The reason is simple: I’m not a public relations shill for Major League Baseball. If they want this farce promoted in this newspaper, they can buy an advertisement. Mitchell is a director of the Boston Red Sox and a chairman of Disney, which owns ESPN, an MLB broadcast partner. Further, he has no credentials whatever that suggest he knows anything about performance enhancing drugs. There’s no reason not to believe the whole thing is a sham meant to find some scapegoats for MLB’s willful blindness, which lasted decades, to the impact of steroids on the game.
The chief scapegoat, one suspects, will be Barry Bonds, who’s off to a fairly miserable start to the season. Entering play yesterday, he was hitting .167 with no home runs or RBI in five games, results many would like to brandish as proof that with baseball’s new drug testing regime in place and Bonds presumably deprived of the drugs that, according to various credible reports, fueled the greatest run of offensive seasons in the game’s long history, he’s done as a ballplayer.
It would be a happy outcome for MLB if Bonds were unable to play and thusly unable to break Hank Aaron’s record for career home runs. While it seems for all the world as if they’re getting ready to sacrifice him to appease the angry mob, if he would just go away it would doubtless be an even better outcome.
It’s difficult to extricate Bonds the ballplayer from all the public relations, politics, race politics, and other idiocy that surrounds him, but it’s worth a try. After all, while the Reverend Jesse Jackson probably isn’t too concerned about it, many of us care about Bonds mainly because he’s the most important player in what will almost certainly be an incredibly tight race in the National League West, and care about his crummy batting statistics not because they shed some light on his alleged use of cow steroids, but because they might give us a clue as to how that race is going to turn out.
The stats point to an inarguable truth: Bonds looks done. Yes, he’s drawn seven walks and scored four runs, but if he literally can’t hit the ball, even Bonds’s batting eye isn’t going to make him a productive player. The problem is his right knee, the same one that needed several operations last year, complications from which kept him out from playing until September.

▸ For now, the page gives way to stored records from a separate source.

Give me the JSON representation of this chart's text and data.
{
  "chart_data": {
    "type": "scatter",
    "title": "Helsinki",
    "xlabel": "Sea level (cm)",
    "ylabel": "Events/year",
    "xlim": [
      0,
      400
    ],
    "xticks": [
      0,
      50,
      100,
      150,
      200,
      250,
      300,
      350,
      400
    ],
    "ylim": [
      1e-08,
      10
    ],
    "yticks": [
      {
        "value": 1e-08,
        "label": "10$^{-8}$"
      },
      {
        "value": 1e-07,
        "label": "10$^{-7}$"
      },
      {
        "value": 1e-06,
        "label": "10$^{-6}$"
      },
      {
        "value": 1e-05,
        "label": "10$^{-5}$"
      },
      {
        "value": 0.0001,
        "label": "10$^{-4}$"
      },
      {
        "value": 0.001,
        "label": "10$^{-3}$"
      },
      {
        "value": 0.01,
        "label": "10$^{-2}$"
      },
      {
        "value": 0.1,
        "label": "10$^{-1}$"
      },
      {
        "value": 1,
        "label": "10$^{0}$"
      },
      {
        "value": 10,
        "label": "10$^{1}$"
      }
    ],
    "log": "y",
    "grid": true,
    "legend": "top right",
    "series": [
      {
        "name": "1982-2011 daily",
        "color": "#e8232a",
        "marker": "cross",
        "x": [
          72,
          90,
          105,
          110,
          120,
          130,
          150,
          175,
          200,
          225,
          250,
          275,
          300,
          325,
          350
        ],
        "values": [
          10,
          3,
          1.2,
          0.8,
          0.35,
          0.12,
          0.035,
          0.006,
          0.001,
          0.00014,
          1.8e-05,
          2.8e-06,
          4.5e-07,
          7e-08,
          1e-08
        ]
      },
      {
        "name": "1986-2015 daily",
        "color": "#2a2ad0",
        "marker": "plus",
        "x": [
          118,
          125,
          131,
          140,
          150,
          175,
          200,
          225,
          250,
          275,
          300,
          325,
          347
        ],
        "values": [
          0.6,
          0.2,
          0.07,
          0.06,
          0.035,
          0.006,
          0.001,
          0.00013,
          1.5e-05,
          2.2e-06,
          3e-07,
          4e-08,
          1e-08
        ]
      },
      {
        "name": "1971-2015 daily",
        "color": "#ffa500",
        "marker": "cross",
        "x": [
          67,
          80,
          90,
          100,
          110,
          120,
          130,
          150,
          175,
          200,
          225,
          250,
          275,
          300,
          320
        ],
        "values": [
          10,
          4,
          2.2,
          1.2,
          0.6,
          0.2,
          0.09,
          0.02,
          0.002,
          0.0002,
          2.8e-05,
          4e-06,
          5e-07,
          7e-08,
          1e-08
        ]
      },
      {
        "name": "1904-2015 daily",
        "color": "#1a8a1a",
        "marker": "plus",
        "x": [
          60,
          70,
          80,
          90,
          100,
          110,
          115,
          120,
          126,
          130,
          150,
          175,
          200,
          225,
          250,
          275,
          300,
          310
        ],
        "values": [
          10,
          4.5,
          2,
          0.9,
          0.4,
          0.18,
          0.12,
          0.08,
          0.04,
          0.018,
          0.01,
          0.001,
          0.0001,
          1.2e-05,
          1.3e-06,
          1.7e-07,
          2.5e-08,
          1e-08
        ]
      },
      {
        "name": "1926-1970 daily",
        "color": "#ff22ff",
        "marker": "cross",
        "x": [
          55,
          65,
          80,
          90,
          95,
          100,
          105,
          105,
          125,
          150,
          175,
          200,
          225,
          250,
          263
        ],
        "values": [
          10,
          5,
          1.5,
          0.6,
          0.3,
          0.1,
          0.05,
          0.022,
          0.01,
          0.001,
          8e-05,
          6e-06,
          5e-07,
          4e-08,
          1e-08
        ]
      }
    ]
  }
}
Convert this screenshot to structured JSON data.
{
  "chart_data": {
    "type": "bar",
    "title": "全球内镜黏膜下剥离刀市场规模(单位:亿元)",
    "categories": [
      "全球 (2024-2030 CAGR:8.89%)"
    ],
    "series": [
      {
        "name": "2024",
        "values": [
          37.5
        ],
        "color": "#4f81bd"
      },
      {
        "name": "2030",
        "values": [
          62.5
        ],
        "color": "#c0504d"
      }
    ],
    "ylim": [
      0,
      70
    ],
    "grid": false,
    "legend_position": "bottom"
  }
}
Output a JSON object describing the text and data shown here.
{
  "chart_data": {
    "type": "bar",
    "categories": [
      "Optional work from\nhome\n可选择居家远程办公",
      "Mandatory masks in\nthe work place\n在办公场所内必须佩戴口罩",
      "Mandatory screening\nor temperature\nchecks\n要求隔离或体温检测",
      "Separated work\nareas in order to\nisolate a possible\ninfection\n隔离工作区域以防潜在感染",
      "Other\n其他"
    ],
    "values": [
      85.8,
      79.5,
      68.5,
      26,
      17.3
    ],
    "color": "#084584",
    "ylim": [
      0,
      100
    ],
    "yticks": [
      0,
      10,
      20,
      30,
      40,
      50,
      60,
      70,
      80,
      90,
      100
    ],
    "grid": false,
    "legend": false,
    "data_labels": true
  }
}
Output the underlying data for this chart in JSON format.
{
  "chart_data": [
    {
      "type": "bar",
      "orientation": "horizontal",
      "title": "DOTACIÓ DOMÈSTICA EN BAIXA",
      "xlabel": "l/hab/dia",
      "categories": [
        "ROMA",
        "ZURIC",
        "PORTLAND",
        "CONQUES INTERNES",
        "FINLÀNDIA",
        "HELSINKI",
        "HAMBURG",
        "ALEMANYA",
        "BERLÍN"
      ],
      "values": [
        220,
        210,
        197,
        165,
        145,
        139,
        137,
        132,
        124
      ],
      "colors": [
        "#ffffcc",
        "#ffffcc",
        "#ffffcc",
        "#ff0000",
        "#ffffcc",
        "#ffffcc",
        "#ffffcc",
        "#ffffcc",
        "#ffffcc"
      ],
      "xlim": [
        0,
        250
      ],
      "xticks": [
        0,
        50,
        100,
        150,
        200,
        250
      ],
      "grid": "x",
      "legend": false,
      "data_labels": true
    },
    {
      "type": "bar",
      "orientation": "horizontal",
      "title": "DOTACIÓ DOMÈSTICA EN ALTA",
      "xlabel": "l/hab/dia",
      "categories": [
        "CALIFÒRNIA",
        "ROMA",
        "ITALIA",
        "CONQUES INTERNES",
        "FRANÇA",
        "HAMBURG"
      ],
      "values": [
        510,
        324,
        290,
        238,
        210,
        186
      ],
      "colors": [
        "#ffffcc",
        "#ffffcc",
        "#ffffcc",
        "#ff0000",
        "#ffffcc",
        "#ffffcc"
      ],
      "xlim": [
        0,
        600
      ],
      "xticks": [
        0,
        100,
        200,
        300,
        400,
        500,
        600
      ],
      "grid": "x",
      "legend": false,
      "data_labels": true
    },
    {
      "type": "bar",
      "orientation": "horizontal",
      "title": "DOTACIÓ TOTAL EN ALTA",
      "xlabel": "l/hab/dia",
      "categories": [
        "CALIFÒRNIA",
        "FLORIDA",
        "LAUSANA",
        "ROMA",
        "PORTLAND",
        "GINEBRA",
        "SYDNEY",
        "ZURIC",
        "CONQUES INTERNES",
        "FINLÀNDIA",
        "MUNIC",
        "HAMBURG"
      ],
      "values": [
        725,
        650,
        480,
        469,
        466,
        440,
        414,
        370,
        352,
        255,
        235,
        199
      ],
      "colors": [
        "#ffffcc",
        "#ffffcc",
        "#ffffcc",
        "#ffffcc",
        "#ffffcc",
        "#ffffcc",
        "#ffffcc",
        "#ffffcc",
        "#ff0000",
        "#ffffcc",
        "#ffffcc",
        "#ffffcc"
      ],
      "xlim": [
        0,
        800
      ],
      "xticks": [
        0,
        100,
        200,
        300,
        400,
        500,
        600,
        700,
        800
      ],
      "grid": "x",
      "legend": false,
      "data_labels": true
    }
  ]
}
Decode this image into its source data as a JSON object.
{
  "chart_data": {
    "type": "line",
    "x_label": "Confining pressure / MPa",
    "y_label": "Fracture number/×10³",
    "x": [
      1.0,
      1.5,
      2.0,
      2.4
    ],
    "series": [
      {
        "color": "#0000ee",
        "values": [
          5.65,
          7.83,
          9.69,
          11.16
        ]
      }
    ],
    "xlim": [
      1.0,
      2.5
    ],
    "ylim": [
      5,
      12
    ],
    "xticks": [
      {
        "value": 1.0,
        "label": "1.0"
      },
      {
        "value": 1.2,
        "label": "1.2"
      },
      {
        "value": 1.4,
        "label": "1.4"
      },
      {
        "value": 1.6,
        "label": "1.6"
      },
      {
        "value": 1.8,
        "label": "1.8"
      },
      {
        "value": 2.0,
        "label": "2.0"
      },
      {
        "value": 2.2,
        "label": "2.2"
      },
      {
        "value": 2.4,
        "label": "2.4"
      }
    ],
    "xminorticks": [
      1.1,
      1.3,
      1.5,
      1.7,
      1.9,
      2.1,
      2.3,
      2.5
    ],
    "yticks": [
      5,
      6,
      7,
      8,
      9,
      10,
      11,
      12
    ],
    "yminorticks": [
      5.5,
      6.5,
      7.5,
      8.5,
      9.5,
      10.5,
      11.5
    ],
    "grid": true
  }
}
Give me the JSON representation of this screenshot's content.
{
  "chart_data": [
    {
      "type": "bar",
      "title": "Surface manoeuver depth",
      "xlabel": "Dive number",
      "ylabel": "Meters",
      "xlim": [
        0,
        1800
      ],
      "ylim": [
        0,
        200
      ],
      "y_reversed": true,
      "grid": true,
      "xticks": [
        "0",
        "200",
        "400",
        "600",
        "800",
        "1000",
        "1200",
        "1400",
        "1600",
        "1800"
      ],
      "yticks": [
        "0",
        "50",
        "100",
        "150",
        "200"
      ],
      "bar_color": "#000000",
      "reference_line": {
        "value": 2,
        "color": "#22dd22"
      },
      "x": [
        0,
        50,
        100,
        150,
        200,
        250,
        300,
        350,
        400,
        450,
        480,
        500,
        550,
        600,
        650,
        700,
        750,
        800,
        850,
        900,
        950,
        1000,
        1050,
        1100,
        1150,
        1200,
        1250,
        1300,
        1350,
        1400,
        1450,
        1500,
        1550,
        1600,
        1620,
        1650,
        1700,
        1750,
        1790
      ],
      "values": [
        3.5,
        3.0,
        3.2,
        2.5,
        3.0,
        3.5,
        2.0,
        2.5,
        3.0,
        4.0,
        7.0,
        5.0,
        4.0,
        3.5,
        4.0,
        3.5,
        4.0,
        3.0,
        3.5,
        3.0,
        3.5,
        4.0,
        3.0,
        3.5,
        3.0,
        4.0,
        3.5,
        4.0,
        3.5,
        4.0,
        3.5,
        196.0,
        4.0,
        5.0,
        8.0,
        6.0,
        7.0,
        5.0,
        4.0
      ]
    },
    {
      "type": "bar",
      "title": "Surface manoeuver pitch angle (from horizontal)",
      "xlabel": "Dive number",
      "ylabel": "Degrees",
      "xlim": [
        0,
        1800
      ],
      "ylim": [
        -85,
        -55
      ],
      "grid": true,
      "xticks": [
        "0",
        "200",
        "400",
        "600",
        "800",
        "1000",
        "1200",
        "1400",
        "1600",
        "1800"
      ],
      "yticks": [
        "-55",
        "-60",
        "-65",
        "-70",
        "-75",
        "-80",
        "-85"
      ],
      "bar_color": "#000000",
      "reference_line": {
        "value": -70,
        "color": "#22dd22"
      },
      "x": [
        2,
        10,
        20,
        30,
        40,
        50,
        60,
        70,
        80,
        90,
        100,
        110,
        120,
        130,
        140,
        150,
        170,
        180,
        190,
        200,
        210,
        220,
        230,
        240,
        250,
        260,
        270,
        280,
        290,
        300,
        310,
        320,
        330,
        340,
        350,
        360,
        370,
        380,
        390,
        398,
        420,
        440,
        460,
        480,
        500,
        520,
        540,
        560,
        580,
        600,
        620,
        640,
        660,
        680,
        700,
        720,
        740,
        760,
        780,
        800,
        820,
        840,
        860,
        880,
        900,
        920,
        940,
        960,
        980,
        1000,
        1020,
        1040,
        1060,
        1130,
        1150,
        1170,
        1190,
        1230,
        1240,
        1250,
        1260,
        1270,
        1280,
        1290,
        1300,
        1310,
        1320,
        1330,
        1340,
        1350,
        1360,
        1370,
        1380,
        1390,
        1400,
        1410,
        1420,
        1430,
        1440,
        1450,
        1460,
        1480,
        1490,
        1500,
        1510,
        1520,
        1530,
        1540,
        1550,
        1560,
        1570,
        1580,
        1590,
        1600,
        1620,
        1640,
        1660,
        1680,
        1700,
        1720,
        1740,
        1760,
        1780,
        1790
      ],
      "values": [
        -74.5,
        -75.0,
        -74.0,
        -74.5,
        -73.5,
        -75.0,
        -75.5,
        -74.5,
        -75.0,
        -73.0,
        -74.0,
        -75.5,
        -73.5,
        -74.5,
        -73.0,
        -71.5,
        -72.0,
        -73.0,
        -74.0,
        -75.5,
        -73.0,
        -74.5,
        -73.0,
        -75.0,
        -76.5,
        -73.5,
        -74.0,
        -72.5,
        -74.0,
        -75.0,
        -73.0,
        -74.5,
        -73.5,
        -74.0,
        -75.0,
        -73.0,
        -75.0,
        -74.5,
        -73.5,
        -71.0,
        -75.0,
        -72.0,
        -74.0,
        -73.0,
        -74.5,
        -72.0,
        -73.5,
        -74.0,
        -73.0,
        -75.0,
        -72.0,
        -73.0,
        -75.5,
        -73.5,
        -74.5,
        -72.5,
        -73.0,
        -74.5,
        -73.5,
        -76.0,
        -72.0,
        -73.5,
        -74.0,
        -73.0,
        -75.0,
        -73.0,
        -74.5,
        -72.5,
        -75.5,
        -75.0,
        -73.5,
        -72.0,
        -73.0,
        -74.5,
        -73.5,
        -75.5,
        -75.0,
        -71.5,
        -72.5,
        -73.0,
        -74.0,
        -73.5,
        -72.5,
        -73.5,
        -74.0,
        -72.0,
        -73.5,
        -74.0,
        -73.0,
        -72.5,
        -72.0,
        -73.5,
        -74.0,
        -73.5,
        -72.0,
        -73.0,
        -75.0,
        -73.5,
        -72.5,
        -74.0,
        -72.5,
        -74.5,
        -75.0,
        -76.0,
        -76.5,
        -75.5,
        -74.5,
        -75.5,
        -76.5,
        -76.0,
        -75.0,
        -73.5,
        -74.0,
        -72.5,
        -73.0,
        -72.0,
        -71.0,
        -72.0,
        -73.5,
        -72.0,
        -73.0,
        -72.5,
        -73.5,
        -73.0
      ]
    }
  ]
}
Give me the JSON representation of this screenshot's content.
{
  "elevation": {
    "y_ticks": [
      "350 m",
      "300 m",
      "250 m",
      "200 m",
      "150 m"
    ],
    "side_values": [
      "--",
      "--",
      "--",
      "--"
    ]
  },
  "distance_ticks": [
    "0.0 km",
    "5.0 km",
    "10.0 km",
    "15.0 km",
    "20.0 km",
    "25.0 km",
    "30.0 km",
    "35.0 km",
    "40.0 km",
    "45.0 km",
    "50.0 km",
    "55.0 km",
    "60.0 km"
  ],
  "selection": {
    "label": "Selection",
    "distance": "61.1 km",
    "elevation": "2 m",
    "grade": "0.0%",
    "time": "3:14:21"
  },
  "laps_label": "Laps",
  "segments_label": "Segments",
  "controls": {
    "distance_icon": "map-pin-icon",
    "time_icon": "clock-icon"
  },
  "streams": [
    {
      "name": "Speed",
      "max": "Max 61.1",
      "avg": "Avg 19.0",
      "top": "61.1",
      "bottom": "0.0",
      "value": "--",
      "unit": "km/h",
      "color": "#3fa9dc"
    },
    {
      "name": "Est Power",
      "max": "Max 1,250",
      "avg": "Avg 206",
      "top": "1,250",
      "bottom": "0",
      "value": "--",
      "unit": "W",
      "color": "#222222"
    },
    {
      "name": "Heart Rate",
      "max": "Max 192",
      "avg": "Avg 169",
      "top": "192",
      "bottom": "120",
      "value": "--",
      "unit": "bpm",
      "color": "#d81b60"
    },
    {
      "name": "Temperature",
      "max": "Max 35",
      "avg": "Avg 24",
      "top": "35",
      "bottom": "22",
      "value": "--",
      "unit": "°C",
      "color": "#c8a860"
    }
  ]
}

Somewhat insanely, given the amount of coverage the man has received, I don’t think fans (and even most baseball pundits) realize how grave the problem was. Bonds has nothing in his knee but bone. An infection in the knee last year caused bacteria to eat everything else away. That’s bad enough for anyone, but for a a 41-year-old ballplayer, it’s the end of the line.
A major league hitter depends on his legs more than anything else. The force with which he hits the ball is generated from rapid, explosive movement in his hips and torso, which in turn rely on a stable base, with around 60% of the player’s weight balanced on his lead foot, the rest balanced on the back foot. Bonds is a left-handed hitter who weighs somewhere in the neighborhood of 230 pounds, and he’s resting all that weight on a knee that doesn’t really allow him to walk all that well. If his bat looks slow, that’s because it is slow; he can’t generate the force he’s used to generating. He’s trying to break 110 mph in a car with blown front tires.
Bonds isn’t going to hit .167 the rest of the season, but my strong suspicion is that he’s basically finished as a great player. He can’t run, he can’t field, he can only play so often, and he’s probably not going to be able generate the kind of power he did even last fall more than sporadically. This is what a lot of people were expecting to see this spring; the bad start is a confirmation of suspicions, not something that’s causing people to reassess their positions.
The horrible thing is that given how charged everything associated with Bonds is, if he comes out tomorrow, says, “I just can’t do it anymore,” and retires, the witless commissioner and his crony are going to get the credit for it; if he stays in the game and goes for the records, he’s going to be turned into the exemplar of the systematic corruption of the game and offered up as a human sacrifice.
This may be an example of a guilty man being framed, or something of the sort, but it’s a sad outcome nonetheless. At least it couldn’t happen to a nicer guy.